Cattolico agrees. "I don't see us making any money on taxing it," he said.
Lodi police Lt. Chris Piombo even wrote an editorial in the News-Sentinel on Oct. 11 declaring his opposition to Proposition 19, writing: "No matter what the Yes on Proposition 19 people tell you, it isn't about generating tax revenue. It's about getting high."
Many opponents take issue with the wording of the measure, and both Benincasa and Cattolico said it is very poorly written.
Others fear there will be more drivers under the influence of marijuana, which will pose a substantial safety risk. But McNatt said that driving under the influence of alcohol cases happen about five times more often than cases that involve driving under the influence of other drugs. And those cases include people charged with driving on harder drugs such as methamphetamines or cocaine.
Gary Mull, president of the California Cannabis Association and medical marijuana activist, said law enforcement officials tend to exaggerate the criminal impacts of marijuana.
"They go after some larger (marijuana) growing operations. ... But most of the raids and arrests usually resulted in acquittals or they've not filed charges," Mull said. "Most (officers) don't care that much about marijuana."
Although Mull favors legalization, and believes a lot of the alleged harms of legalizing pot are overblown, his organization is also against Proposition 19. Mull said the measure has too many negative implications for marijuana users, such as making it a crime for people 21 years old or older to share medical marijuana with people younger than them, resulting in a six-month jail sentence.

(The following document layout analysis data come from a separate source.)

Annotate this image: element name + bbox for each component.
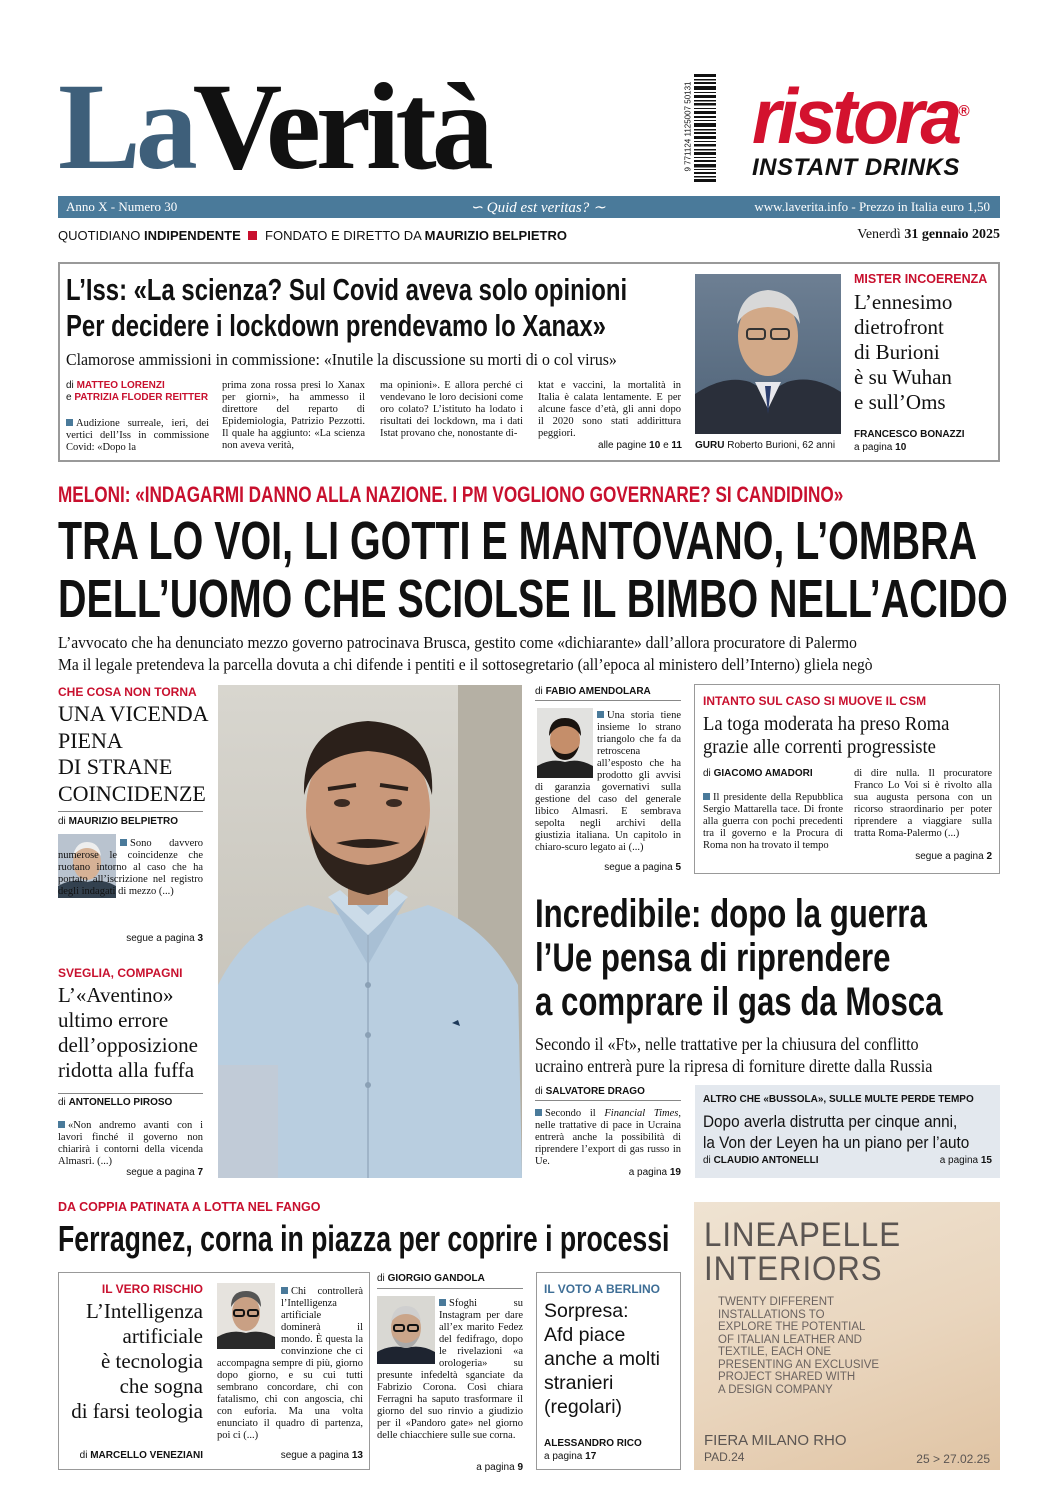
belpietro-rule — [58, 811, 203, 812]
gandola-byline: di GIORGIO GANDOLA — [377, 1273, 485, 1284]
piroso-rule — [58, 1093, 203, 1094]
gandola-text: Sfoghi su Instagram per dare all’ex marito Fedez del fedifrago, dopo le rivelazioni «a orologeria» su presunte infedeltà sganciate da Fabrizio Corona. Così chiara Ferragni ha saputo trasformare il giorno del suo rinvio a giudizio per il «Pandoro gate» nel giorno delle chiacchiere sulle sue corna. — [377, 1298, 523, 1441]
amendolara-byline: di FABIO AMENDOLARA — [535, 686, 651, 697]
burioni-byline: FRANCESCO BONAZZI a pagina 10 — [854, 429, 965, 453]
iss-col2: prima zona rossa presi lo Xanax per giorni», ha ammesso il direttore del reparto di Epidemiologia, Patrizio Pezzotti. Il quale ha aggiunto: «La scienza non aveva verità, — [222, 380, 365, 451]
bullet-icon — [597, 711, 604, 718]
iss-col1: Audizione surreale, ieri, dei vertici dell’Iss in commissione Covid: «Dopo la — [66, 418, 209, 453]
main-sub-1: L’avvocato che ha denunciato mezzo governo patrocinava Brusca, gestito come «dichiarante» dall’allora procuratore di Palermo — [58, 633, 857, 652]
piroso-title[interactable]: L’«Aventino» ultimo errore dell’opposizione ridotta alla fuffa — [58, 983, 198, 1082]
bullet-icon — [703, 793, 710, 800]
barcode-digits: 9 771124 1125007 50131 — [683, 81, 693, 172]
piroso-text: «Non andremo avanti con i lavori finché il governo non chiarirà i contorni della vicenda Almasri. (...) — [58, 1120, 203, 1167]
gas-headline[interactable] — [535, 892, 1000, 1027]
gas-rule — [535, 1100, 681, 1101]
csm-byline: di GIACOMO AMADORI — [703, 768, 813, 779]
masthead-logo[interactable] — [58, 58, 489, 195]
vdl-kicker: ALTRO CHE «BUSSOLA», SULLE MULTE PERDE TEMPO — [703, 1094, 974, 1105]
date: Venerdì 31 gennaio 2025 — [857, 227, 1000, 242]
burioni-title[interactable]: L’ennesimo dietrofront di Burioni è su Wuhan e sull’Oms — [854, 290, 953, 414]
lineapelle-ad[interactable] — [694, 1202, 1000, 1470]
amendolara-seg[interactable]: segue a pagina 5 — [604, 862, 681, 873]
main-kicker: MELONI: «INDAGARMI DANNO ALLA NAZIONE. I PM VOGLIONO GOVERNARE? SI CANDIDINO» — [58, 482, 844, 507]
berlino-kicker: IL VOTO A BERLINO — [544, 1282, 661, 1296]
gandola-rule — [377, 1288, 523, 1289]
csm-kicker: INTANTO SUL CASO SI MUOVE IL CSM — [703, 694, 927, 708]
red-square-icon — [248, 231, 257, 240]
ristora-ad[interactable] — [752, 72, 1002, 184]
gas-sub: Secondo il «Ft», nelle trattative per la chiusura del conflitto ucraino entrerà pure la ripresa di forniture dirette dalla Russia — [535, 1034, 933, 1076]
piroso-byline: di ANTONELLO PIROSO — [58, 1097, 173, 1108]
main-headline-line2: DELL’UOMO CHE SCIOLSE IL BIMBO NELL’ACIDO — [58, 569, 1008, 629]
csm-col1: Il presidente della Repubblica Sergio Mattarella tace. Di fronte alla guerra con pochi precedenti tra il governo e la Procura di Roma non ha trovato il tempo — [703, 792, 843, 851]
iss-col3: ma opinioni». E allora perché ci vendevano le loro decisioni come oro colato? L’istituto ha lodato i risultati dei lockdown, ma i dati Istat provano che, nonostante di- — [380, 380, 523, 439]
gas-text: Secondo il Financial Times, nelle trattative di pace in Ucraina entrerà anche la possibilità di riprendere l’export di gas russo in Ue. — [535, 1108, 681, 1167]
bullet-icon — [281, 1287, 288, 1294]
motto: ∽ Quid est veritas? ∼ — [470, 200, 606, 216]
vdl-title[interactable]: Dopo averla distrutta per cinque anni, la Von der Leyen ha un piano per l’auto — [703, 1112, 970, 1152]
amendolara-text: Una storia tiene insieme lo strano triangolo che fa da retroscena all’esposto che ha prodotto gli avvisi di garanzia governativi sulla gestione del caso del generale libico Almasri. E sembrava sepolta negli archivi della giustizia italiana. Un capitolo in chiaro-scuro legato ai (...) — [535, 710, 681, 853]
logo-la: La — [58, 58, 193, 195]
ai-byline: di MARCELLO VENEZIANI — [79, 1450, 203, 1461]
lineapelle-venue: FIERA MILANO RHO PAD.24 — [704, 1432, 847, 1464]
bullet-icon — [535, 1109, 542, 1116]
bullet-icon — [58, 1121, 65, 1128]
lineapelle-dates: 25 > 27.02.25 — [916, 1452, 990, 1466]
iss-title[interactable] — [66, 272, 686, 344]
barcode — [674, 74, 716, 186]
csm-title[interactable]: La toga moderata ha preso Roma grazie alle correnti progressiste — [703, 713, 950, 758]
iss-subtitle: Clamorose ammissioni in commissione: «Inutile la discussione su morti di o col virus» — [66, 350, 617, 369]
burioni-photo — [695, 274, 841, 434]
flourish-left-icon: ∽ — [470, 200, 487, 216]
ai-seg[interactable]: segue a pagina 13 — [280, 1450, 363, 1461]
piroso-kicker: SVEGLIA, COMPAGNI — [58, 966, 183, 980]
iss-title-line1: L’Iss: «La scienza? Sul Covid aveva solo opinioni — [66, 272, 628, 307]
site-price[interactable]: www.laverita.info - Prezzo in Italia euro 1,50 — [754, 199, 990, 214]
masthead-bar — [58, 196, 1000, 218]
bullet-icon — [66, 419, 73, 426]
belpietro-kicker: CHE COSA NON TORNA — [58, 685, 197, 699]
gas-head-3: a comprare il gas da Mosca — [535, 980, 943, 1024]
lineapelle-brand: LINEAPELLE INTERIORS — [704, 1216, 901, 1288]
brusca-photo — [218, 685, 522, 1178]
belpietro-byline: di MAURIZIO BELPIETRO — [58, 816, 179, 827]
issue-number: Anno X - Numero 30 — [66, 199, 178, 214]
iss-pages[interactable]: alle pagine 10 e 11 — [598, 440, 682, 451]
vdl-seg[interactable]: a pagina 15 — [939, 1155, 992, 1166]
piroso-seg[interactable]: segue a pagina 7 — [126, 1167, 203, 1178]
tagline: QUOTIDIANO INDIPENDENTE FONDATO E DIRETTO DA MAURIZIO BELPIETRO — [58, 228, 567, 243]
belpietro-text: Sono davvero numerose le coincidenze che ruotano intorno al caso che ha portato all’iscrizione nel registro degli indagati di mezzo (...) — [58, 838, 203, 897]
lineapelle-body: TWENTY DIFFERENT INSTALLATIONS TO EXPLORE THE POTENTIAL OF ITALIAN LEATHER AND TEXTILE, EACH ONE PRESENTING AN EXCLUSIVE PROJECT SHARED WITH A DESIGN COMPANY — [718, 1296, 880, 1396]
main-headline-line1: TRA LO VOI, LI GOTTI E MANTOVANO, L’OMBRA — [58, 511, 978, 571]
iss-title-line2: Per decidere i lockdown prendevamo lo Xanax» — [66, 308, 606, 343]
iss-byline: di MATTEO LORENZI e PATRIZIA FLODER REITTER — [66, 380, 209, 403]
berlino-title[interactable]: Sorpresa: Afd piace anche a molti stranieri (regolari) — [544, 1300, 660, 1418]
ai-text: Chi controllerà l’Intelligenza artificiale dominerà il mondo. È questa la convinzione che ci accompagna sempre di più, giorno dopo giorno, e su cui tutti sembrano concordare, chi con fatalismo, chi con angoscia, chi con euforia. Ma una volta enunciato il quadro di partenza, poi ci (...) — [217, 1286, 363, 1441]
burioni-kicker: MISTER INCOERENZA — [854, 272, 988, 286]
amendolara-rule — [535, 700, 681, 701]
csm-seg[interactable]: segue a pagina 2 — [915, 851, 992, 862]
berlino-byline: ALESSANDRO RICO a pagina 17 — [544, 1438, 642, 1462]
csm-col2: di dire nulla. Il procuratore Franco Lo Voi si è rivolto alla sua augusta persona con un ricorso straordinario per poter riprendere a viaggiare sulla tratta Roma-Palermo (...) — [854, 768, 992, 839]
gas-head-1: Incredibile: dopo la guerra — [535, 892, 927, 936]
gas-byline: di SALVATORE DRAGO — [535, 1086, 645, 1097]
vdl-byline: di CLAUDIO ANTONELLI — [703, 1155, 819, 1166]
bullet-icon — [439, 1299, 446, 1306]
ristora-logo: ristora® — [752, 72, 970, 160]
main-sub-2: Ma il legale pretendeva la parcella dovuta a chi difende i pentiti e il sottosegretario (all’epoca al ministero dell’Interno) gliela negò — [58, 655, 873, 674]
ai-title[interactable]: L’Intelligenza artificiale è tecnologia che sogna di farsi teologia — [71, 1299, 203, 1423]
bullet-icon — [120, 839, 127, 846]
main-headline[interactable] — [58, 511, 1008, 630]
gandola-seg[interactable]: a pagina 9 — [476, 1462, 523, 1473]
barcode-icon — [674, 74, 716, 186]
ferragnez-kicker: DA COPPIA PATINATA A LOTTA NEL FANGO — [58, 1200, 321, 1214]
iss-col4: ktat e vaccini, la mortalità in Italia è calata lentamente. E per alcune fasce d’età, gli anni dopo il 2020 sono stati addirittura peggiori. — [538, 380, 681, 439]
flourish-right-icon: ∼ — [589, 200, 606, 216]
ai-kicker: IL VERO RISCHIO — [101, 1282, 203, 1296]
ristora-sub: INSTANT DRINKS — [752, 154, 960, 181]
belpietro-seg[interactable]: segue a pagina 3 — [126, 933, 203, 944]
ferragnez-headline[interactable]: Ferragnez, corna in piazza per coprire i processi — [58, 1218, 670, 1259]
gas-head-2: l’Ue pensa di riprendere — [535, 936, 891, 980]
gas-seg[interactable]: a pagina 19 — [628, 1167, 681, 1178]
logo-verita: Verità — [192, 58, 489, 195]
belpietro-title[interactable]: UNA VICENDA PIENA DI STRANE COINCIDENZE — [58, 701, 209, 806]
burioni-caption: GURU Roberto Burioni, 62 anni — [695, 440, 836, 451]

"I understand the passion of the folks who want it legalized, but this just isn't the way to do it," Mull said.
Should the proposition pass, there will be a host of new issues for the city to deal with, such as licensing of marijuana sales, determining how to generate taxes, and the possibility of a non-medical dispensary within the city limits. City spokesman Jeff Hood said Lodi currently has a moratorium only on medical dispensaries, which will expire in April, and a non-medical dispensary could only be permitted by local ordinance. Benincasa said a dispensary could bring an unwanted element and more crime to the area.
"Our community doesn't want a dispensary here in town," Benincasa said. "I think they would be very uncomfortable with it."
But Mull said the negative local impact of dispensaries is a myth.
"There is no demographic for medical marijuana dispensaries," Mull said. "When you compare it to your local market, the number of (criminal) incidents having to do with marijuana dispensaries is minuscule."
Mull said there is only anecdotal evidence of dispensaries being criminal hotbeds, and cites the now-defunct Galt Wellness Center as proof that these stories are isolated incidents.
"The little Galt dispensary was open for 3 1/2 months ... and there was never an incident there," Mull said. "In any business, somebody can get robbed."
Poll numbers for the measure vary, but a Public Policy Institute of California survey of likely voters released Oct. 20 has it trailing 49 percent to 44 percent. Seven percent of voters remain undecided.